The event, which was held under the chair of Vietnam’s President Nguyen Xuan Phuc, underscored the need for the UN and regional and sub-regional organizations to enhance their cooperation and develop synergies on early warning, preventive diplomacy and mediation activities.

Another topic is conflict-related sexual violence that concerns the council. Ambassador Quy said the victims should be assisted to access psychological, medical, training and legal services, integrate into the community and seek livelihood sources.

The UN latest report shows that sexual and gender-based violence has spiked globally during the Covid-19 crisis and that conflict-related sexual violence remains a cruel and rampant tactic of war, torture, terror, and political repression.

The 15-member body called for “a scaled-up humanitarian response and unfettered humanitarian access” to address humanitarian needs, including for people in the embattled region who are in need of food assistance.
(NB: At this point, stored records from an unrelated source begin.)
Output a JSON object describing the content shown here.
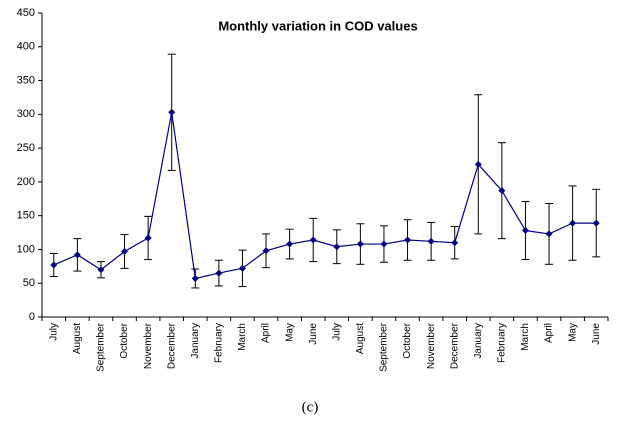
{
  "chart_data": {
    "type": "line",
    "title": "Monthly variation in COD values",
    "categories": [
      "July",
      "August",
      "September",
      "October",
      "November",
      "December",
      "January",
      "February",
      "March",
      "April",
      "May",
      "June",
      "July",
      "August",
      "September",
      "October",
      "November",
      "December",
      "January",
      "February",
      "March",
      "April",
      "May",
      "June"
    ],
    "values": [
      77,
      92,
      70,
      97,
      117,
      303,
      57,
      65,
      72,
      98,
      108,
      114,
      104,
      108,
      108,
      114,
      112,
      110,
      226,
      187,
      128,
      123,
      139,
      139
    ],
    "errors": [
      17,
      24,
      12,
      25,
      32,
      86,
      14,
      19,
      27,
      25,
      22,
      32,
      25,
      30,
      27,
      30,
      28,
      24,
      103,
      71,
      43,
      45,
      55,
      50
    ],
    "color": "#000080",
    "ylim": [
      0,
      450
    ],
    "yticks": [
      0,
      50,
      100,
      150,
      200,
      250,
      300,
      350,
      400,
      450
    ],
    "grid": false
  },
  "caption": "(c)"
}
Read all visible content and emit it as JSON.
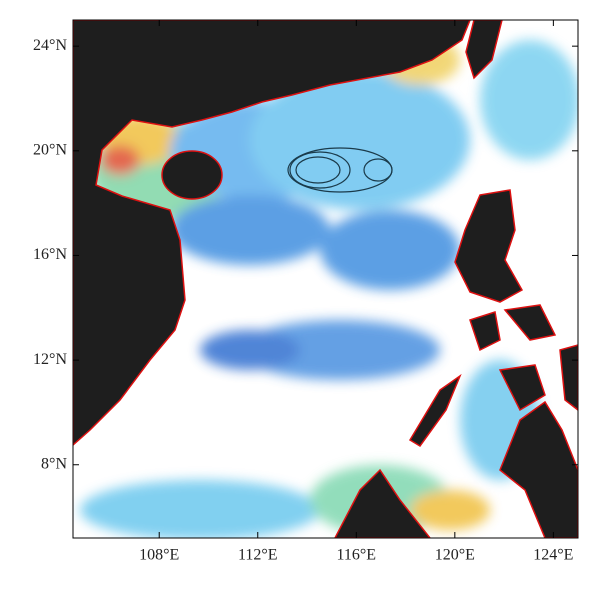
{
  "chart_data": {
    "type": "map",
    "xlim": [
      104.5,
      125
    ],
    "ylim": [
      5.2,
      25
    ],
    "xticks": [
      {
        "value": 108,
        "label": "108°E"
      },
      {
        "value": 112,
        "label": "112°E"
      },
      {
        "value": 116,
        "label": "116°E"
      },
      {
        "value": 120,
        "label": "120°E"
      },
      {
        "value": 124,
        "label": "124°E"
      }
    ],
    "yticks": [
      {
        "value": 8,
        "label": "8°N"
      },
      {
        "value": 12,
        "label": "12°N"
      },
      {
        "value": 16,
        "label": "16°N"
      },
      {
        "value": 20,
        "label": "20°N"
      },
      {
        "value": 24,
        "label": "24°N"
      }
    ]
  }
}
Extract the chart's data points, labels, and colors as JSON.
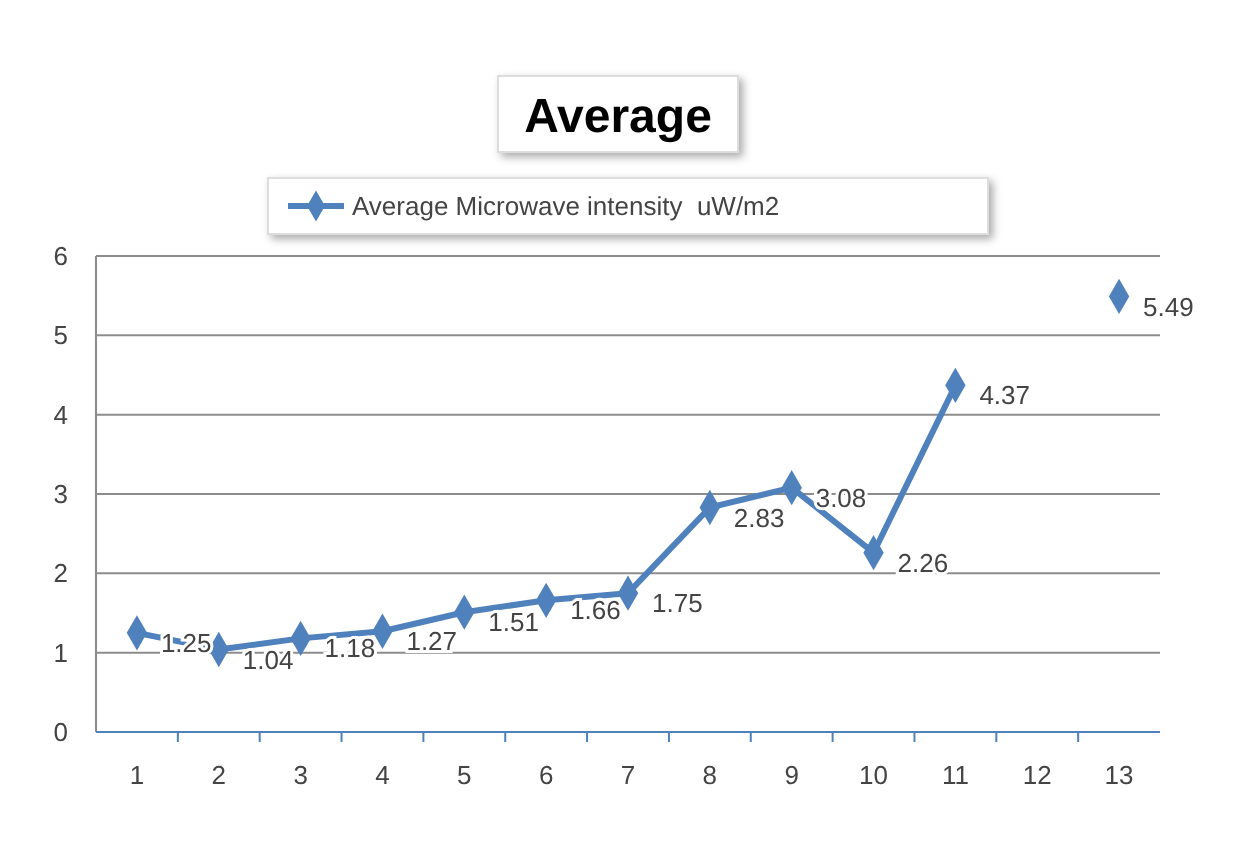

Vietnam's Foreign Minister Bui Thanh Son at an UNSC meeting on April 27. Photo: Baoquocte​​​​​​​

Making distinguishing influence

Geraldine Byrne Nason, Ireland’s ambassador to the UN, said “For the first time, this Council speaks with one voice to express its collective concern about the dire humanitarian situation on the ground.”

She said the body have paid great attention to humanitarian issues, such as the food crisis, sexual violence against women over the past months but there was a discussion that the UNSC issued a joint statement with a high consensus thanks to Vietnam’s presidency.

It can be said that Vietnam not only fulfilled its promise before entering the Security Council, but also opened the door for the next chairmen, she noted.

Deputy Minister of Foreign Affairs Dang Hoang Giang said Vietnam’s UNSC Presidency is successful in three aspects namely coordinating and maintaining consensus and solidarity among the council’s 15 members; promoting dialogues, enhancing confidence, and making efforts in solving conflict and thorny issues; contributing to solving conflict and promoting the engagement of countries with the attention by high-ranking levels.

Wrap-up session for the SC Presidency month of April 2021 drew the attendance of representatives from more than 70 countries.

Overview of an UNSC meeting. Photo: Vietnam Mission to UN

The UNSC is compose of 15 members, including five permanent members namely China, France, Russian Federation, the UK, and the US, and ten non-permanent members elected for two-year terms by the General Assembly (with end of term year) including Estonia, India, Ireland, Kenya, Mexico, Niger, Norway, Saint Vincent and the Grenadines, Tunisia, and Vietnam.

More than 50 United Nations member states have never been members of the Security Council.

A state which is a member of the UN but not of the Security Council may participate, without a vote, in its discussions when the Council considers that country's interests are affected.